Over the course of our two day stay in Mugraha with Lalit’s family, we were treated with tremendous generosity. They housed, fed and even nursed us; Lalit’s mother sitting by Maia as she was bedridden for a day with a stomach bug. They also proved essential in helping us with our interviews, keeping the inquisitive crowds at bay and enabling us to carry out over 50 questionnaires in one day.



When we left, the family gave us another tikka ceremony and then accompanied us part of the way, Lalit’s youngest sister skipping over the muddy puddles in her plastic flip flops. We know that we now have friends in that valley, stuck in the middle of nowhere, a place where we will always be welcome.

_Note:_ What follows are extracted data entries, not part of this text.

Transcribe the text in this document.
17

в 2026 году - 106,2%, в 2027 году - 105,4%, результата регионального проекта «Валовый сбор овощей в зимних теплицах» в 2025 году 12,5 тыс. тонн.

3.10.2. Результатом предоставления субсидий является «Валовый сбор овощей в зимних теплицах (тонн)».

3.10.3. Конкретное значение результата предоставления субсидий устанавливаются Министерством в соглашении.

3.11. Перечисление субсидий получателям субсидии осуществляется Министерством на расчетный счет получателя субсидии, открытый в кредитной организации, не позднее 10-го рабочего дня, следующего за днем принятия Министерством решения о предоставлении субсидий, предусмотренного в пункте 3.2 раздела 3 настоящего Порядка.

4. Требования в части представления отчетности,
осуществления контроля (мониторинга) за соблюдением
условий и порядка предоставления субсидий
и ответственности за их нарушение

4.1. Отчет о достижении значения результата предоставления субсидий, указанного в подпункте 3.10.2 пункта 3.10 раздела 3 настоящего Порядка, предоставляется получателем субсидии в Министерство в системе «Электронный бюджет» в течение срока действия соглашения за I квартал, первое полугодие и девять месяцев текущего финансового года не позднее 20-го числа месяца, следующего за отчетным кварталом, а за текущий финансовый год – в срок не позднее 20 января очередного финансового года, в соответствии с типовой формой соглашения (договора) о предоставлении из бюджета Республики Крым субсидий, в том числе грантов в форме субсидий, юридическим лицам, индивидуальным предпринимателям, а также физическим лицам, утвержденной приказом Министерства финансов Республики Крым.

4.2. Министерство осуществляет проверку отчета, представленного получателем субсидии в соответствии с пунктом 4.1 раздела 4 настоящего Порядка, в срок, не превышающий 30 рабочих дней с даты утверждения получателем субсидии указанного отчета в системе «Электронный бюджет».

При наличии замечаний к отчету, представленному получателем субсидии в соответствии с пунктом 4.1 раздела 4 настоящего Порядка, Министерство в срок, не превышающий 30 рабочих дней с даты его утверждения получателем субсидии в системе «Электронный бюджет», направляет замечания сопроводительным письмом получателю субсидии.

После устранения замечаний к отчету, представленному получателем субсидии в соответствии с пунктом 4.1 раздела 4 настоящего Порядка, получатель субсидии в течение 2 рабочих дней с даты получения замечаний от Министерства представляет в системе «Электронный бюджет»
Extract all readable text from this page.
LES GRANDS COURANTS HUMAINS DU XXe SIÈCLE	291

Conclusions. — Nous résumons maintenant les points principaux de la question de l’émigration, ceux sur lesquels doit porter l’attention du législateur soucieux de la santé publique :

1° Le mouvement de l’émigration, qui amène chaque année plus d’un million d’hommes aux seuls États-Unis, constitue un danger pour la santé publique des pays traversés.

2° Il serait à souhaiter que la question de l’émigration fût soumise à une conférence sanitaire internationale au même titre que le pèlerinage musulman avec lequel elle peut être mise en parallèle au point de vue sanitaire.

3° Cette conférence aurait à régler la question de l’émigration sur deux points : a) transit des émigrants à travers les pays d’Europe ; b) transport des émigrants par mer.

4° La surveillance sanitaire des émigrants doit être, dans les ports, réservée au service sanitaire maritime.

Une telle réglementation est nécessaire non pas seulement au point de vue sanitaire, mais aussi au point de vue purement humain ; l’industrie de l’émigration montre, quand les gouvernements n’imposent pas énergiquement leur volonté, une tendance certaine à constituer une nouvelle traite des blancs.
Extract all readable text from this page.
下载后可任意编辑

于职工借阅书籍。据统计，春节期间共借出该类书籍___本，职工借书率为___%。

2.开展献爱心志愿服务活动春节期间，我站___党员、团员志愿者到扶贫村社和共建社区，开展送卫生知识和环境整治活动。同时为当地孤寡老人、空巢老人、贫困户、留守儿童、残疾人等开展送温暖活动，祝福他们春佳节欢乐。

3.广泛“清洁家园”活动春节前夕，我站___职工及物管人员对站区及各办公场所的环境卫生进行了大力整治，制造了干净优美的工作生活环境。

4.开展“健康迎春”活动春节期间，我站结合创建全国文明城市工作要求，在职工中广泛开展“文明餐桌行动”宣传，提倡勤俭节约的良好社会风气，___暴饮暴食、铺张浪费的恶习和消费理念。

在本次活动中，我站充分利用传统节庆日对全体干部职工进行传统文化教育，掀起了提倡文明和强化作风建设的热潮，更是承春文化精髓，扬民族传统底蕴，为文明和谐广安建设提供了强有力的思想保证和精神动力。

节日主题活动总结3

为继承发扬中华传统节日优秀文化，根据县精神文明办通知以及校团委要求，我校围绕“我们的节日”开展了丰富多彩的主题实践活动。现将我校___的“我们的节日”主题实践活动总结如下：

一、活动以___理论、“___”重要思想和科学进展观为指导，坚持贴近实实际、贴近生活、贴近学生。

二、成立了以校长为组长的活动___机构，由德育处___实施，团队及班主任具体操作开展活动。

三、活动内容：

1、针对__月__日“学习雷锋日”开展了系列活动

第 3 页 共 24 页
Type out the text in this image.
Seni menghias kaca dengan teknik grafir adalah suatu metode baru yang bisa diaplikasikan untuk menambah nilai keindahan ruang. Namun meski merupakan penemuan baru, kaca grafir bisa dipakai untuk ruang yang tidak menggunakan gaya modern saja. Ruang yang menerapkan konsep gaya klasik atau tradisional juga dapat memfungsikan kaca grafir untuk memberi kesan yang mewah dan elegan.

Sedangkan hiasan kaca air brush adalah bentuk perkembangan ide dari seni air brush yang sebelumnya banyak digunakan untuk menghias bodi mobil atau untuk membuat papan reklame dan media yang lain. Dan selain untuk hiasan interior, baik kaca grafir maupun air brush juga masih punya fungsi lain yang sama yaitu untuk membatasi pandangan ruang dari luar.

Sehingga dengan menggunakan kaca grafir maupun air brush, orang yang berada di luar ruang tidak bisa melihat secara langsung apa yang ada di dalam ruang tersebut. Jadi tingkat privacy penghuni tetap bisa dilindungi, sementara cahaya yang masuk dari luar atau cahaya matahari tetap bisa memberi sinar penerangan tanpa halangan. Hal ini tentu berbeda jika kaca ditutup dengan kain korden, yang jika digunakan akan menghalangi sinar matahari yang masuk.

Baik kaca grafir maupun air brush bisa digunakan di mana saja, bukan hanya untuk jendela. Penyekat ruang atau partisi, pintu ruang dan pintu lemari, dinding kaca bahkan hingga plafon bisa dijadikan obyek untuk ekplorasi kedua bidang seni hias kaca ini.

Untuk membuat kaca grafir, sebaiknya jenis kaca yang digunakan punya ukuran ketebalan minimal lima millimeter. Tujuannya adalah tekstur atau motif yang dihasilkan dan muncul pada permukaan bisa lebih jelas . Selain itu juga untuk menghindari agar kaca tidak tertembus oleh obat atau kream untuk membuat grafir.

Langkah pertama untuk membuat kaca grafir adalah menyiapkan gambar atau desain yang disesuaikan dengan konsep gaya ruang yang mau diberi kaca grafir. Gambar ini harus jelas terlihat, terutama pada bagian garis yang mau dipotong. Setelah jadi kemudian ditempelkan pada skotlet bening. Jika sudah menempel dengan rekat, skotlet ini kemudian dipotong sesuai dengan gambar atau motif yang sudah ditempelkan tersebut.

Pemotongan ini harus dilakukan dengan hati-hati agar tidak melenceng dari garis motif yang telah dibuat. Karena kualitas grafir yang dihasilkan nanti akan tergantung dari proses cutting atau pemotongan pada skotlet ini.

Hospitality is a concept that they have mastered and preserved to perfection, one which puts our own to shame. And it was, with our hearts in our mouths, that we waved to them one last time from across the valley, hearing their chanting fading away into the distance, indelibly printed into our minds and hearts.

Monday, 7 February 2011

How many women do you know who have died during childbirth?


How many women do you know who have died during childbirth? This was one of the questions we asked men and women around Kalikot. Around Manma hospital, more often than never, the answer was "many" followed by the terrible accounts of sisters, mothers, aunts who had died whilst giving birth.

Why? Often they don't know, like often they ignore the causes of their own children's deaths. Bleeding, poor hygiene, disease; the reasons are numerous and to us, with our Western technique and modern equipment, sound easily manageable. But in Nepal, in a mud hut, the reality of giving birth is completely different.

We came across Subina Shrestha, a Nepalese filmmaker who whilst she was herself five months pregnant set out to find out why so many mothers are dying in childbirth in Nepal, making this amazing documentary.

Feels so close to home to us, as the women we spoke to are the same women.